A Farey sequence is a sequence of numbers named after the English geologist John Farey (1766–1826) who wrote about such sequences in an article called "On a curious property of vulgar fractions" in the Philosophical Magazine in 1816. Farey says that he noted the "curious property" while examining the tables of Complete decimal quotients produced by Henry Goodwin. To obtain the Farey sequence for a fixed number n, consider all rational numbers between 0 and 1 which, when expressed in their lowest terms, have denominator (the number on the bottom of a fraction) not exceeding n. Write the sequence in ascending order of magnitude beginning with the smallest.

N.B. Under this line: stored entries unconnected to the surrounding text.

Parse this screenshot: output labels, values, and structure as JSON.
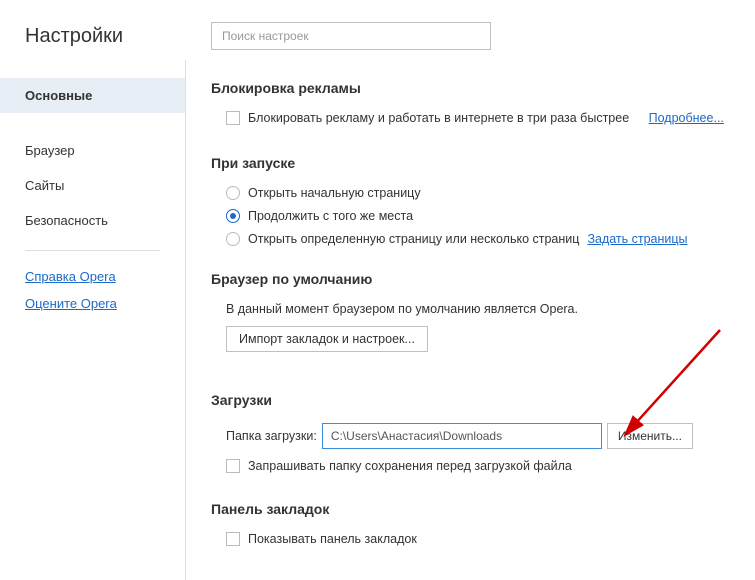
{
  "sidebar": {
    "title": "Настройки",
    "items": [
      {
        "label": "Основные"
      },
      {
        "label": "Браузер"
      },
      {
        "label": "Сайты"
      },
      {
        "label": "Безопасность"
      }
    ],
    "links": [
      {
        "label": "Справка Opera"
      },
      {
        "label": "Оцените Opera"
      }
    ]
  },
  "search": {
    "placeholder": "Поиск настроек"
  },
  "adblock": {
    "title": "Блокировка рекламы",
    "checkbox_label": "Блокировать рекламу и работать в интернете в три раза быстрее",
    "more_link": "Подробнее..."
  },
  "startup": {
    "title": "При запуске",
    "options": [
      {
        "label": "Открыть начальную страницу"
      },
      {
        "label": "Продолжить с того же места"
      },
      {
        "label": "Открыть определенную страницу или несколько страниц",
        "link": "Задать страницы"
      }
    ]
  },
  "default_browser": {
    "title": "Браузер по умолчанию",
    "status": "В данный момент браузером по умолчанию является Opera.",
    "import_button": "Импорт закладок и настроек..."
  },
  "downloads": {
    "title": "Загрузки",
    "folder_label": "Папка загрузки:",
    "folder_value": "C:\\Users\\Анастасия\\Downloads",
    "change_button": "Изменить...",
    "ask_checkbox": "Запрашивать папку сохранения перед загрузкой файла"
  },
  "bookmarks": {
    "title": "Панель закладок",
    "show_checkbox": "Показывать панель закладок"
  }
}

The "curious property" is that each member of the sequence is equal to the rational whose numerator (the number on top of a fraction) is the sum of the numerators of the fractions on either side, and whose denominator is the sum of the denominators of the fractions on either side. For example, the Farey sequence for n = 5 is (0/1, 1/5, 1/4, 1/3, 2/5, 1/2, 3/5, 2/3, 3/4, 4/5, 1/1), from which it can be seen that 2/5 = (1+1)/(3+2), 1/3 = (1+2)/(4+5), 1/2 = (2+3)/(5+5), 2/3 = (3+3)/(5+4), and so forth. Farey wrote:
I am not acquainted whether this curious property of vulgar fractions has been before pointed out?; or whether it may admit of some easy or general demonstration?; which are points on which I should be glad to learn the sentiments of some of your mathematical readers ...

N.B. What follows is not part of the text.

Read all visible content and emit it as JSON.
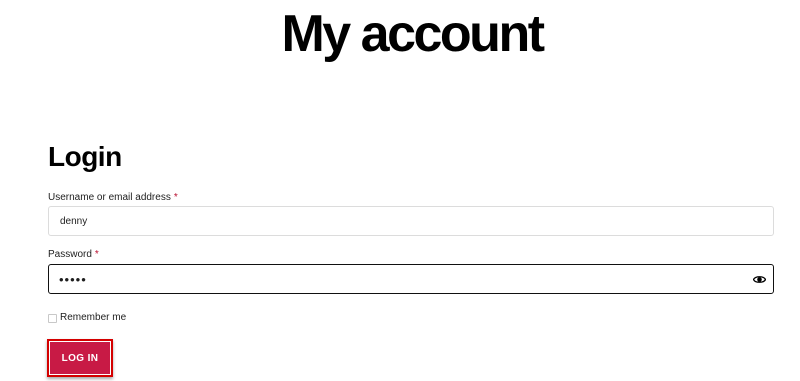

One "mathematical reader" was Augustin Cauchy, who gave the necessary proof in his Exercises de mathématique, published in the same year as Farey's article. Farey was not the first to notice the property. C. Haros, in 1802, wrote a paper on the approximation of decimal fractions by common fractions. He explains how to construct what is in fact the Farey sequence for n = 99 and Farey's "curious property" is built into his construction.